Six million brave rain as Pope ends Asian pilgrimage
A record six million people poured into Manila's rain-soaked streets and its biggest park as Pope Francis ended his Asian pilgrimage with an appeal for Filipinos to protect their young from sin and vice so they can instead become missionaries of the faith.
The crowd estimate included people who attended the Pope's final Mass in Rizal Park and surrounding areas, and lined his motorcade route.
Vatican spokesman the Rev Federico Lombardi said the Vatican had received the figure officially from local authorities and that it was a record, surpassing the five million who turned out for St John Paul II's final Mass in the same park in 1995.
It was a reflection of the importance that the Vatican places on Asia as the future of the church since it is one of the few places where Catholic numbers are growing - and on the Philippines as the largest Catholic nation in the region.
Francis made a triumphant entry into Rizal Park in his popemobile, wearing the same cheap, plastic yellow rain poncho handed out to the masses during his visit to the typhoon-hit eastern city of Tacloban a day earlier.
The crowd erupted in shrieks of joy when he drove by.
Francis has dedicated his four-day trip to the Philippines to the poor.
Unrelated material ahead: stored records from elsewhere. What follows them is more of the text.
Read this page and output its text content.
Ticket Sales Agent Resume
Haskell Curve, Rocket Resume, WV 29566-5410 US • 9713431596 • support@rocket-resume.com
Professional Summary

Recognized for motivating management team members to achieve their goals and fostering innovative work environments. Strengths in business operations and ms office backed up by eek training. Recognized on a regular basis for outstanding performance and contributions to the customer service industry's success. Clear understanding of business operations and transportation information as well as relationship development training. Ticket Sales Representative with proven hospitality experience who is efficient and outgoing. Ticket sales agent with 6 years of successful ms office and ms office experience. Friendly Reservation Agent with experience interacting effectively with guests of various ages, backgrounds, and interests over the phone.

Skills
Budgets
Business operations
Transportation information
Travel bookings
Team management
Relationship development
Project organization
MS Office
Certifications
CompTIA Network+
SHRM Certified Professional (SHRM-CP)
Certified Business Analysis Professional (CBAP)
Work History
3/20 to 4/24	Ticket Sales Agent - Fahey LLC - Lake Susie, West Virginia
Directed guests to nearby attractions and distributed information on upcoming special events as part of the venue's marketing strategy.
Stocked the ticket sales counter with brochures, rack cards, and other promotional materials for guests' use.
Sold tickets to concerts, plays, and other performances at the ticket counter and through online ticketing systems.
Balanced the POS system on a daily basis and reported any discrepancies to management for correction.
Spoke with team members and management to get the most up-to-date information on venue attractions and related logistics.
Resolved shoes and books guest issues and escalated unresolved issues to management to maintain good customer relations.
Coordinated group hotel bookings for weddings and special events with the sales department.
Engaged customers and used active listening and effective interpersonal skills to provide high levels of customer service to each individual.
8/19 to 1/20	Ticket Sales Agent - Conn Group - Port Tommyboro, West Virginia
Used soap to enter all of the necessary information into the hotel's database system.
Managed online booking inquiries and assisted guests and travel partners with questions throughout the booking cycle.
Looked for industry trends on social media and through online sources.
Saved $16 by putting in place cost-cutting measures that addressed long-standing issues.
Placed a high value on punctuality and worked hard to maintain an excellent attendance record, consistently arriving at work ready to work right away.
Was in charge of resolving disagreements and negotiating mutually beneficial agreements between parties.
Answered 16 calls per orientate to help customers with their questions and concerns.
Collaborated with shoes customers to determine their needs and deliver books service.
He denounced the corruption that has robbed them of a dignified life, visited with street children and travelled to Tacloban to offer prayers for survivors of the deadly 2013 Typhoon Haiyan.
Earlier, Francis drew a huge crowd to Manila's Catholic university, where he came close to tears himself hearing two rescued street children speak. The Pope ditched his prepared remarks and spoke off the cuff in his native Spanish to respond to 12-year-old Glyzelle Palomar, who wept as she asked Francis why children suffer so much.
Palomar, a street child rescued by a church foundation, told him of children who are abandoned or neglected by parents who end up on the streets using drugs or in prostitution.
"Why is God allowing something like this to happen, even to innocent children?" Palomar said through tears. "And why are there so few who are helping us?"
A visibly moved Francis said he had no answer. "Only when we are able to cry are we able to come close to responding to your question," he said.